Legally exceeding the spending cap is far from unprecedented, though it hasn’t happened in a long time.
Unlike the other “fiscal guardrails,” the spending cap has existed in various iterations since 1991, when it was enacted — and later added to the state Constitution — to temper public outrage over creation of a state income tax.
From the late 1990s through 2007, Republican Govs. John G. Rowland and M. Jodi Rell teamed up with Democratic-controlled legislatures to legally exceed the cap seven times.
The last time, in the spring of 2007, Rell and the legislature approved a new biennial budget that exceeded the cap by $690 million in the first fiscal year.
But those cap overruns largely have been criticized by both parties as excessive and irresponsible.
Nuccio also noted the new committee spending plan underfunds a major contractual obligation, heatlh benefits for retired state workers.
Comptroller Sean Scanlon recommended that the committee find another $228 million over the next budget cycle — in addition to what Lamont proposed — to cover this contractual obligation. The comptroller made a similar recommendation to the Lamont administration in December, but the governor didn’t add the money into his February budget plan.
The committee also ignored this recommendation and, like Lamont, is hoping Scanlon can negotiate savings with the state’s health insurance carrier to at least mitigate this gap.
Delaying raises for most state employees
Because the new Appropriations Committee proposal already exceeds the spending cap for the upcoming fiscal year, the panel assumed raises for most state employees, which are due July 1, would be delayed at least one year.
The governor, who is negotiating with the State Employees Bargaining Agent Coalition, has announced no agreement to date.
SEBAC unions have received about 4.5% annual raises — a 2.5% general hike and a step increase that normally is worth another 2 percentage points — for the past four fiscal years. According to nonpartisan analysts, this year’s raises cost the General Fund about $120 million.
If Lamont doesn’t ask lawmakers to ratify a new wage agreement before the regular session ends on June 4, that doesn’t mean workers would forfeit raises. A pay hike eventually ordered for 2025-26 might be delivered late — as has been done on occasion in the past.
Other elements of the Appropriation Committee’s budget proposal include:
Adding about $120 million over the next two fiscal years combined to the Department of Correction. State employee unions and many legislators say the department, which spends more on overtime than most agencies, is badly understaffed. The department is projected to overspend its salary account this fiscal year by almost $41 million.

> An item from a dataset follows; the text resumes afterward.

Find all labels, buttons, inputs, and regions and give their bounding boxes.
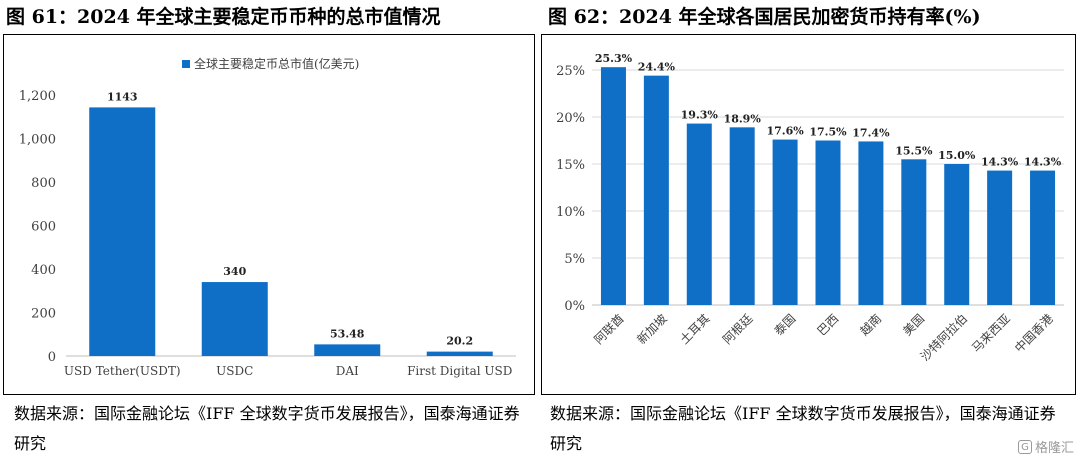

Rejecting Lamont’s call to increase bus fares by 25 cents in 2026-27 and rail fees by 5% in each year of the upcoming biennium. Those changes would generate an extra $35.5 million and are necessary, the administration says, because ridership remains below pre-pandemic levels.
Adding 53 employees to the Public Defender’s Office and 13 in the Secretary of the State’s Office.
Maintaining $384,000 in the Department of Aging to support the fall prevention program and $1 million for nonprofit library programs.